3. Enterprise Practices: Dual Breakthroughs in Projects and Technology
As main players, Sinopec and PetroChina are driving the transition through large-scale projects and proprietary technology.
· Large-Scale Refining-Chemicals Integration
This mainstream approach involves constructing or retrofitting facilities to deeply integrate processes and maximise chemical output. Among China's 119 refining enterprises, 51 have completed integrated upgrades, over 20 are advancing or planning projects, and 68 have yet to initiate modifications. A key example is Sinopec Zhenhai Refining & Chemical's 1.5 million-ton-per-year ethylene and downstream project, scheduled for 2028 completion. Upon commissioning, its chemical product yield will exceed 60%.
· Expanding Chemical Feedstock Supply
To address ethylene feedstock shortages, refineries are adding hydrocracking units. China's total hydrocracking capacity is 228 million tons/year, with a further 37.1 million tons/year planned. Daqing Petrochemical, while expanding ethylene capacity to 1.38 million tons/year, installed a 1.2 million tons/year hydrocracking unit, achieving a naphtha yield of 45% and resolving its feedstock shortage.
4. Primary Pathways: Proprietary Technologies for Efficient Conversion
Sinopec's proprietary Heavy Oil Catalytic RTC Cracking Technology directly converts heavy feedstocks into low-carbon olefins. The technology has been licensed for eight units with a combined capacity of 20.9 million tons per year; three are operational and five are under construction. At Sinopec Anqing Petrochemical's 3-million-ton-per-year catalytic cracking complex, RTC technology enables annual production of 130,000 tons of ethylene and 550,000 tons of propylene.
CNPC has developed a diesel-aromatic adsorption separation unit. Guangxi Petrochemical's project includes the world's largest 2-million-ton-per-year diesel adsorption unit, which will boost its ethylene plant's feedstock self-sufficiency rate from 70% to 95%.
Independent refiners are pursuing differentiated strategies. Dongming Petrochemical collaborated to develop 'Uniflow Process Catalytic Cracking (UPC) Technology', which reduces energy consumption by 20%. Others, like Jingbo and Hengli, adopt international technologies like KBR's K-COT™ to achieve high propylene yields.
5. The Future: Seeking New Balance Through Regulation and Innovation
The industry's future lies on a 'path to green, low-carbon, and high-end' operations, entering a period of comprehensive reform focused on 'capacity reduction, quality improvement, and emission reduction'.
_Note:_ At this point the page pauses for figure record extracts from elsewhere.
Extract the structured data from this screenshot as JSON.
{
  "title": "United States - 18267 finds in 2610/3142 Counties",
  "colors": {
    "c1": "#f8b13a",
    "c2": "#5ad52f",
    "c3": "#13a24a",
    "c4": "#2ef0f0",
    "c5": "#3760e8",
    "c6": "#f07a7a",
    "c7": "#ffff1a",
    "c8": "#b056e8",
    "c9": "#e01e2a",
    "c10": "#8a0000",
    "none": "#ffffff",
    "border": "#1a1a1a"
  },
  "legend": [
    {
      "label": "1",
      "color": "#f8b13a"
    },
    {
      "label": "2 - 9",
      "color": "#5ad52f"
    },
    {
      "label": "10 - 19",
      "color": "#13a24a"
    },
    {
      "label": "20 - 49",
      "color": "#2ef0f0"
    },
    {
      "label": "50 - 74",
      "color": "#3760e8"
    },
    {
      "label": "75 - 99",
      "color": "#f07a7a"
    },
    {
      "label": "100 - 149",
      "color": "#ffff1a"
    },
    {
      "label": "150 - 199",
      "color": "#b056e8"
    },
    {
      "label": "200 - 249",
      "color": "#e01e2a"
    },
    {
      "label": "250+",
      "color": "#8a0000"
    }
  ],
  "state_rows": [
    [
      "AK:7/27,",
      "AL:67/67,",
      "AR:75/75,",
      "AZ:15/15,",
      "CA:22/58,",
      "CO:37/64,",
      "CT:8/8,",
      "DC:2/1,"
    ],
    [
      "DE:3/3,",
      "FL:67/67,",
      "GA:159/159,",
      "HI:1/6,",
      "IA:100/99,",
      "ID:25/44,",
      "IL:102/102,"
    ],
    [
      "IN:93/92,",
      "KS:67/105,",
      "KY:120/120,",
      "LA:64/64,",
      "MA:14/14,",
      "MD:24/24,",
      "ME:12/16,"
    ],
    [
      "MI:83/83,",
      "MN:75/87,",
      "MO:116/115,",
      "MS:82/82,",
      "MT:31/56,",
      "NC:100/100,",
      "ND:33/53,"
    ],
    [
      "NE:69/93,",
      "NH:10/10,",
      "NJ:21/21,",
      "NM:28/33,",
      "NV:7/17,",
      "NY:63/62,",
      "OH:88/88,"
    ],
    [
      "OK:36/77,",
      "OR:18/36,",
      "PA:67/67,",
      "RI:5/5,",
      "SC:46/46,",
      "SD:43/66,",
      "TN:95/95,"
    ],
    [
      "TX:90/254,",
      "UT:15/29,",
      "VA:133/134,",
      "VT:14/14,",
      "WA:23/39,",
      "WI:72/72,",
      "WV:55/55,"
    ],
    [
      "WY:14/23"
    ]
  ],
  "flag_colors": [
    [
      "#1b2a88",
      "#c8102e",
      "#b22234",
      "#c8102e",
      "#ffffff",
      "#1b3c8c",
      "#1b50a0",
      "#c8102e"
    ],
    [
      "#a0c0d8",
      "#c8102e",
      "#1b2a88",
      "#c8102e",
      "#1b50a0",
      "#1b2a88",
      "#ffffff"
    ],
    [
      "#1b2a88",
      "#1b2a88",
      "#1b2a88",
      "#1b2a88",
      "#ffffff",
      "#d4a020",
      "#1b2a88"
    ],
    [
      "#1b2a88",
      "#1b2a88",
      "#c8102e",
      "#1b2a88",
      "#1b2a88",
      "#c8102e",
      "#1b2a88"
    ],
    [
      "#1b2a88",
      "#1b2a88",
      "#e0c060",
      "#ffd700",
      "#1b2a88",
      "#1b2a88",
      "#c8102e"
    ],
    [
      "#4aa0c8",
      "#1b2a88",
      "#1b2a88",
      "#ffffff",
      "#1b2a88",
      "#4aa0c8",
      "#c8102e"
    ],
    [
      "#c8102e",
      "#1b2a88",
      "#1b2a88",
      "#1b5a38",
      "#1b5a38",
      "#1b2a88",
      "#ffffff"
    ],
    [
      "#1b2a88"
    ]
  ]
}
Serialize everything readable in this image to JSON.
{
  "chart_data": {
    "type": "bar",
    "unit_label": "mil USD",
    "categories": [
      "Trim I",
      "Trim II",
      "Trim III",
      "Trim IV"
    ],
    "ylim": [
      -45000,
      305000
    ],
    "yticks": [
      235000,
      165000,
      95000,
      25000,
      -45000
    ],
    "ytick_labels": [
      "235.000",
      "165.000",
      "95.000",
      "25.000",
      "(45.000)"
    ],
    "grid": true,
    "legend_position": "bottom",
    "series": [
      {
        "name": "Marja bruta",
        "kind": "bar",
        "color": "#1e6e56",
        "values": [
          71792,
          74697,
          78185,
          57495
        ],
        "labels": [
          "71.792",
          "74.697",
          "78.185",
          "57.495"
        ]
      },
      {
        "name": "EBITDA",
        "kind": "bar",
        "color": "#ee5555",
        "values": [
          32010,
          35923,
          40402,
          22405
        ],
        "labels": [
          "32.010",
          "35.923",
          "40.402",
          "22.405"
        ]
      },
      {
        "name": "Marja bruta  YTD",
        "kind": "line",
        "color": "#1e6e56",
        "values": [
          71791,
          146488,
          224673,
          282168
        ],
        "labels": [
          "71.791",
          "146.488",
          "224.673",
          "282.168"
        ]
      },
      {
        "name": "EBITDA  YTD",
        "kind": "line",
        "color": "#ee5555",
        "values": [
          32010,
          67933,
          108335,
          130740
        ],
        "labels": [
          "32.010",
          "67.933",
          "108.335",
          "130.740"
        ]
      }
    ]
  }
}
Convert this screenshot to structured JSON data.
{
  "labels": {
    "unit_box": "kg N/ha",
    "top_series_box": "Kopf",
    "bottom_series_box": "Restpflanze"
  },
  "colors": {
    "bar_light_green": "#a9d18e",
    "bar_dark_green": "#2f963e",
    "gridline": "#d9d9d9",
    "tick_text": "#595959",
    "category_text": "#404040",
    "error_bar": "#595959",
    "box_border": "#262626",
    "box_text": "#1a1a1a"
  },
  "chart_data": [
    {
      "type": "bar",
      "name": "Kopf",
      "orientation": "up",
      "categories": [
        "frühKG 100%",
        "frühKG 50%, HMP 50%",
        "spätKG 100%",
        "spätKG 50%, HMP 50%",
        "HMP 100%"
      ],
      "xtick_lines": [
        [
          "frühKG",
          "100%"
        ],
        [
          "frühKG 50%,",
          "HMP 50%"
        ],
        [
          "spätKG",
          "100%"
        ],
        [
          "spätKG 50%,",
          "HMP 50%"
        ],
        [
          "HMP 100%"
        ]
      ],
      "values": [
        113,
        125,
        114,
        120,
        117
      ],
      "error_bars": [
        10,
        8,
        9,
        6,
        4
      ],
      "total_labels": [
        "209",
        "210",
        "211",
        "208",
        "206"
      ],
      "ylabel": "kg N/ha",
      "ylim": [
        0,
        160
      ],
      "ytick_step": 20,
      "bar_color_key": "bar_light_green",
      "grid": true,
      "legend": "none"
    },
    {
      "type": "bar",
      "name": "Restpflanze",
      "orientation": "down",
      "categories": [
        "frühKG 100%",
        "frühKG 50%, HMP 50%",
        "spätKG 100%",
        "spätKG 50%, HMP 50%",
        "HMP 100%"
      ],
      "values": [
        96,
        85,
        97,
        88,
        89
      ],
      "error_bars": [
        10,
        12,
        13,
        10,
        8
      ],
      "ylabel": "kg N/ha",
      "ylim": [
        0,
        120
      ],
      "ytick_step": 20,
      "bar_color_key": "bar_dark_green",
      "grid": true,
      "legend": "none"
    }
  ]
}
· Capacity Regulation Enters 'Reduction and Replacement' Phase
Policy during the 15th Five-Year Plan is expected to shift to 'net elimination' of capacity. The refining sector must rebalance through net reduction, while the ethylene industry must strictly control new projects and phase out inefficient capacity.
· Industry Chain Shifts to High-End Tracks
Enterprises are compelled to break into high-end segments. CNPC will prioritise high-end daily chemical products and TPV rubber, while Sinopec will focus on medical and electronic protective film materials. Future projects will be 'high-end, specialized projects' deeply integrated with downstream advanced manufacturing, such as bases for new energy vehicles or semiconductor industry parks, avoiding homogeneous competition.